The rise in circulation resulted partly from the interest inspired by the publication of Letters from a Self-Made Merchant to His Son as a series in 1901–02. It quickly became clear that Lorimer’s businessman spoke a language that Americans wanted to hear. The book is full of lines that will please any reader who likes plain talk: “Remember … that it’s easier to look wise than to talk wisdom.” “Money talks—but not unless its owner has a loose tongue… . Poverty talks, too, but nobody wants to hear what it has to say.” “Education will broaden a narrow mind, but there’s no known cure for a big head. The best you can hope is that it will swell up and bust.”

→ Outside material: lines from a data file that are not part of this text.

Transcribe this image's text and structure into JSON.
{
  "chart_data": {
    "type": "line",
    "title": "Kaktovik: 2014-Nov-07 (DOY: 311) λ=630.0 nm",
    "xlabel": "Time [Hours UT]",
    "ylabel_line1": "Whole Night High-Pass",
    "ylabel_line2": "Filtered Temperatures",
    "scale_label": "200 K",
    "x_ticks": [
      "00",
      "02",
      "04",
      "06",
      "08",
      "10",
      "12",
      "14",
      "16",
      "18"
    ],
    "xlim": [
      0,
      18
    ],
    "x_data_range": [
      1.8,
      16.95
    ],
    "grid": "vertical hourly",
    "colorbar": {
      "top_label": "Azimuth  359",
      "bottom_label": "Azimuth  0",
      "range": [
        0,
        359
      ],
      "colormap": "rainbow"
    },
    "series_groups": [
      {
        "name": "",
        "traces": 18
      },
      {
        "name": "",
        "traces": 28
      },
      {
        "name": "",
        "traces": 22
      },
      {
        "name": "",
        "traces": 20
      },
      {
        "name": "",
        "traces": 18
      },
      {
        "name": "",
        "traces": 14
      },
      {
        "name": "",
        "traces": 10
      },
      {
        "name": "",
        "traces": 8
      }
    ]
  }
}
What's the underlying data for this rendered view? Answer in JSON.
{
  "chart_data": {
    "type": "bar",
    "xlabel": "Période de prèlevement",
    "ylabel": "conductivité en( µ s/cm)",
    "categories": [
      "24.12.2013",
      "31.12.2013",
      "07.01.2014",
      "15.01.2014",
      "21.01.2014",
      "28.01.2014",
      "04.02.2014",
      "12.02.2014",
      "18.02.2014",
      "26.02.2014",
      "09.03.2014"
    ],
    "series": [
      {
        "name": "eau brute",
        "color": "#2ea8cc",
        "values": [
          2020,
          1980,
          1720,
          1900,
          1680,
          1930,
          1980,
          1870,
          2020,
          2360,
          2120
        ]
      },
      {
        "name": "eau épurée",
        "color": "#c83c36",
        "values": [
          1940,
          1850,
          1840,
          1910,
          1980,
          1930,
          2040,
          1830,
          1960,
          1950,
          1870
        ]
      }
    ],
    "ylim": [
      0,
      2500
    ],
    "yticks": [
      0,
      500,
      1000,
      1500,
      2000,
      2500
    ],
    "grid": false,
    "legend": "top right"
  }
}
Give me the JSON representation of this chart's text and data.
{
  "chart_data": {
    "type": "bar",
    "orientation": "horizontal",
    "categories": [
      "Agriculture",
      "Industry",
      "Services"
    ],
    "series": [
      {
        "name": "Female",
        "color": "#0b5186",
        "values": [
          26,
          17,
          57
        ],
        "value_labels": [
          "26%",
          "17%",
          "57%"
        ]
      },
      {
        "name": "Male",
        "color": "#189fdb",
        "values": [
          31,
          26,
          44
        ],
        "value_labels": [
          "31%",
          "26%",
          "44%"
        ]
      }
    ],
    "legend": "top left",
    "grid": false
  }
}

Lorimer’s book inspired a host of imitations and parodies, including Letters from a Son to His Self-Made Father, Letters from a Tailor-Made Daughter to a Home-Made Mother, Letters from a Custom-Made Son to His Ready-Made Father , and Will Rogers’s Letters of a Self-Made Diplomat to His President . Though Collins’s publisher rejected the title that originally caught my attention, I think it fair to add her book to this list.
“ Dearest Amanda ” is a modest book full of sensible advice and written in a straightforward rather than a jazzy, savvy, or smart-alecky style. It runs against the current of many recent works in which women teach women how to make it in a man’s world, delivering their lessons with a calculating or cheerfully cynical tone. In Betty Lehan Harragan’s Games Mother Neuer Taught You , for instance, after noting what she describes as an “excessive devotion to duty” among women in the work force, the author comments tartly: “Redoing someone else’s work is not your job… . Someone else’s failure to perform is not your problem.”
On the same subject, Collins’s businesswoman writes, “My experience is that most people simply don’t look beyond their own purviews. They are content with doing what is on their desks, eating what is on their plates, and looking out the same windows day after day. … There is a measure of security to be gained from limited routines, but it means that in every organization many eyes are blind.” Collins wins the point on substance, but people who yearn to feel savvy will prefer Harragan.
Collins has something to say not only to women managers but also to their fathers and husbands and to anyone in business who supervises or is supervised by a woman. Several years ago I discouraged a woman manager who reported to me from attending a seminar on “Fundamentals of Management for Women.” Thinking myself very clever, I asked, “In what way are the fundamentals of management for women different from the fundamentals for men?” Today I might resist the temptation to be clever. The question still strikes me as a good one, but I’m no longer sure that the answer is obvious. In fact, I’m no longer sure that anything about men and women in business is obvious, except that, here as elsewhere, life would be simpler if we didn’t have to worry about human beings with their inconvenient passions, aspirations, and insecurities.